Addressing the Global Interfaith Forum held at the University of Bologna, Italy, as a Keynote Speaker, Prime Minister Rajapaksa said the 20th anniversary of 9/11 was a fitting occasion to strengthen the global commitment to enhance vigilance against all forms of terrorism. “It is appropriate to recall the tragic events of 9/11, exactly twenty years ago, and to share our deep sense of grief with the families of victims of this outrage and, indeed, with all humankind,” the Prime Minister told the gathering.

He also noted the need for international cooperation to defeat the pandemic. “While it may be legitimate for countries to close their borders temporarily to contain the virus, isolation is not the answer. The grave health crisis serves to underline the bonds which unite us all: COVID-19 makes no distinction among religions, nationalities and civilizations. It strikes a deadly blow at all humanity. In order to survive the pandemic and resume our lives once more, international cooperation needs to be strengthened.”

“Vaccines and other protection, made possible by modern medicine, must be available across the globe, with firm arrangements in place for less affluent nations to be assisted by international organizations and by countries with stronger economies. It is a battle that has to be won, not by some, but by all,” he stressed.

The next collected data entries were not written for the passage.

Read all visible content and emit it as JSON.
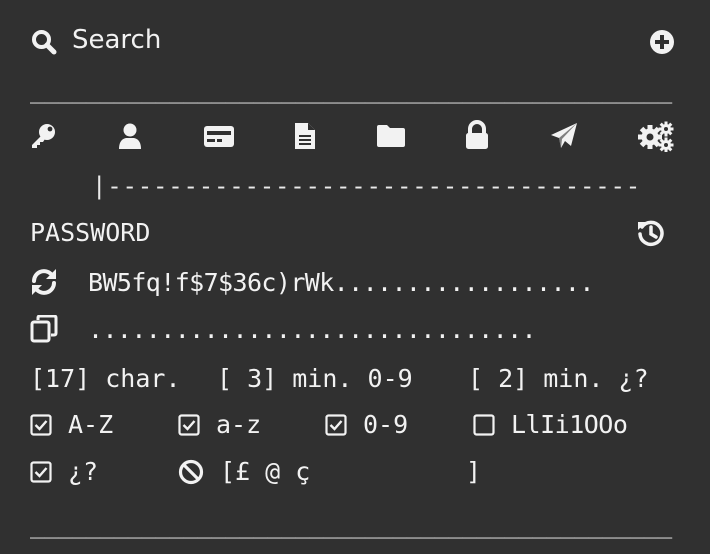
{
  "search": {
    "label": "Search",
    "icon": "search-icon",
    "add_icon": "plus-circle-icon"
  },
  "separators": {
    "top": "______________________________________________",
    "tab_indicator": "|-----------------------------------",
    "bottom": "______________________________________________"
  },
  "tabs": [
    {
      "name": "key",
      "icon": "key-icon"
    },
    {
      "name": "user",
      "icon": "user-icon"
    },
    {
      "name": "card",
      "icon": "credit-card-icon"
    },
    {
      "name": "document",
      "icon": "file-text-icon"
    },
    {
      "name": "folder",
      "icon": "folder-icon"
    },
    {
      "name": "lock",
      "icon": "lock-icon"
    },
    {
      "name": "send",
      "icon": "paper-plane-icon"
    },
    {
      "name": "settings",
      "icon": "gears-icon"
    }
  ],
  "password": {
    "heading": "PASSWORD",
    "history_icon": "history-icon",
    "regenerate_icon": "refresh-icon",
    "value": "BW5fq!f$7$36c)rWk..................",
    "copy_icon": "copy-icon",
    "copy_line": "..............................."
  },
  "options": {
    "length": "[17] char.",
    "min_numbers": "[ 3] min. 0-9",
    "min_special": "[ 2] min. ¿?",
    "uppercase": {
      "label": "A-Z",
      "checked": true
    },
    "lowercase": {
      "label": "a-z",
      "checked": true
    },
    "numbers": {
      "label": "0-9",
      "checked": true
    },
    "ambiguous": {
      "label": "LlIi1OOo",
      "checked": false
    },
    "special": {
      "label": "¿?",
      "checked": true
    },
    "exclude": {
      "icon": "ban-icon",
      "label": "[£ @ ç",
      "close": "]"
    }
  },
  "colors": {
    "background": "#303030",
    "foreground": "#f2f2f2"
  }
}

Referring to Sri Lanka and the region, the Premier said: “A prominent feature of our region is ethnic, religious and cultural diversity. Our countries are home to people from diverse ethnic backgrounds, professing different religions and nurtured by an array of cultures. And yet, rising above these differences, we have responded to the challenge of building a sense of mature nationhood, uniting all the different communities. Our future as one nation depends very much on this idea of unity and solidarity which is absolutely essential to achieve our economic, political and social goals.”

He said that it was important to inculcate attitudes on peace and religious harmony via education. “Young minds are impressionable, and it is during the childhood years that there is the greatest chance to develop the right attitudes and values.

While there are, clearly, differences embedded in the substance of different religions, there is also a core of beliefs common to all major religions.”

“It is the duty of policy makers and educationists, through the curriculum and methods of teaching in our schools and universities, to emphasize what all religions share in common, the areas of consensus rather than the points reflecting differences. Youth in our educational institutions have the unique opportunity to build bridges rather than walls and to forge friendships which last through life,” he added.